Malgré une hausse voulue par les élus locaux, ceux-ci ne sont pas les seuls responsables de cette augmentation des impôts. Le coût de ces deux taxes s’obtient en multipliant le taux d’imposition par la valeur locative du logement. Or cette valeur augmente chaque année en fonction de l’inflation et pour 2009 elle est de 2,5%. Si on rajoute une augmentation des taux d’imposition de 3,6% décidé par les élus locaux, le calcul et surtout la hausse des impôts locaux paraissent alors légitimes.

De plus les droits de mutation ont chuté cette année de 35%, or ces droits constituent en moyenne plus de 14% des revenus des départements.

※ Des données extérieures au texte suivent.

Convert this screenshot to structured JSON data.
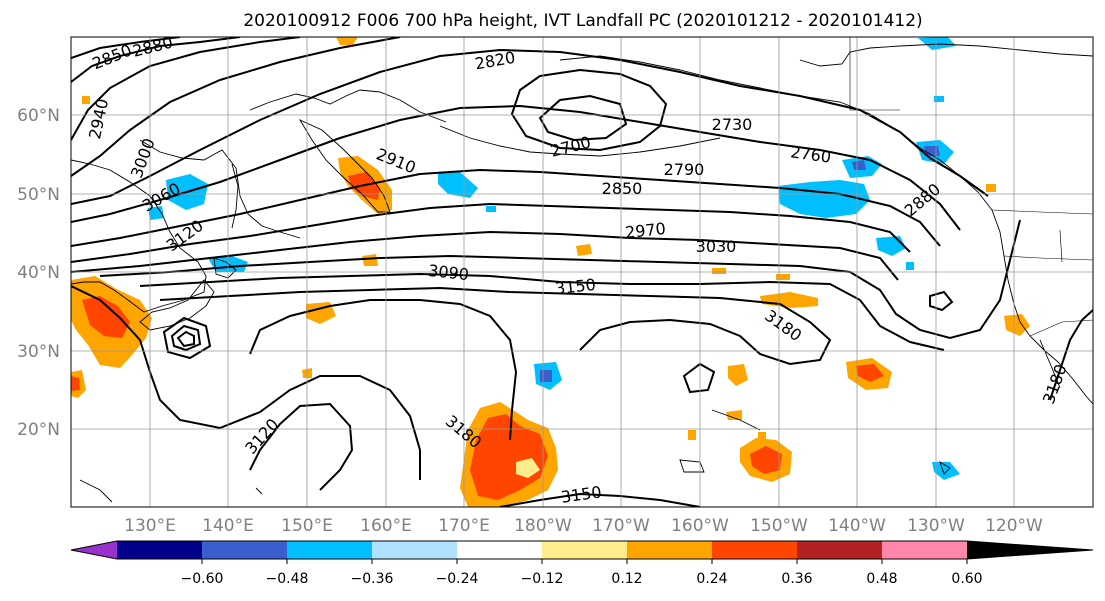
{
  "title": "2020100912 F006 700 hPa height, IVT Landfall PC (2020101212 - 2020101412)",
  "lat_labels": [
    "60°N",
    "50°N",
    "40°N",
    "30°N",
    "20°N"
  ],
  "lon_labels": [
    "130°E",
    "140°E",
    "150°E",
    "160°E",
    "170°E",
    "180°W",
    "170°W",
    "160°W",
    "150°W",
    "140°W",
    "130°W",
    "120°W"
  ],
  "contour_labels": [
    "2850",
    "2880",
    "2940",
    "3000",
    "3060",
    "3120",
    "2820",
    "2700",
    "2730",
    "2760",
    "2790",
    "2850",
    "2910",
    "2970",
    "3030",
    "3090",
    "3150",
    "3180",
    "2880",
    "3120",
    "3180",
    "3150",
    "3180"
  ],
  "colorbar": {
    "ticks": [
      "−0.60",
      "−0.48",
      "−0.36",
      "−0.24",
      "−0.12",
      "0.12",
      "0.24",
      "0.36",
      "0.48",
      "0.60"
    ],
    "colors": [
      "#9932cc",
      "#00008b",
      "#3a5fcd",
      "#00bfff",
      "#b0e2ff",
      "#ffffff",
      "#ffec8b",
      "#ffa500",
      "#ff4500",
      "#b22222",
      "#ff87ab"
    ]
  },
  "map_extent": {
    "lon": [
      120,
      250
    ],
    "lat": [
      10,
      70
    ]
  }
}
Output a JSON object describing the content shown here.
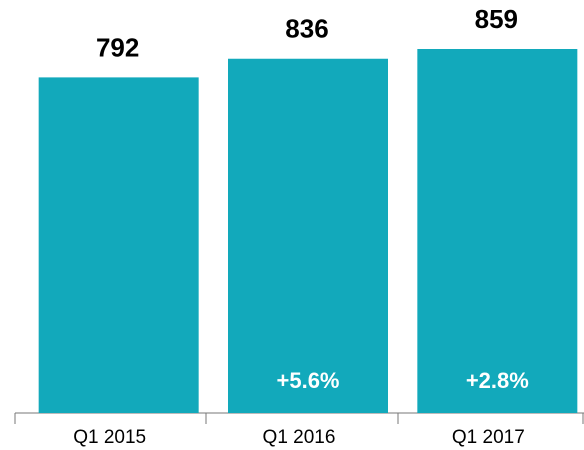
{
  "chart_data": {
    "type": "bar",
    "categories": [
      "Q1 2015",
      "Q1 2016",
      "Q1 2017"
    ],
    "values": [
      792,
      836,
      859
    ],
    "changes": [
      null,
      "+5.6%",
      "+2.8%"
    ],
    "color": "#12a9bb"
  }
}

Ces derniers doivent également faire face à une hausse des dépenses sociales dues à la crise ; des dépenses telles que le versement du Revenu de Solidarité Active ou l’aide sociale à l’enfance qui représentent plus de 66% (source officielle) de leur budget de fonctionnement.

Cette augmentation peut également s’expliquer par une anticipation de la suppression de la taxe professionnelle qui constitue l’une des recettes essentielles des communes. De ce fait les élus ont voulu protéger leurs revenus en augmentant les impôts locaux du contribuable.

En tout état de cause, même si plusieurs facteurs peuvent expliquer cette hausse des impôts locaux en France, les français restent amers quant à cette augmentation qui vient, encore une fois, baisser leur pouvoir d’achat.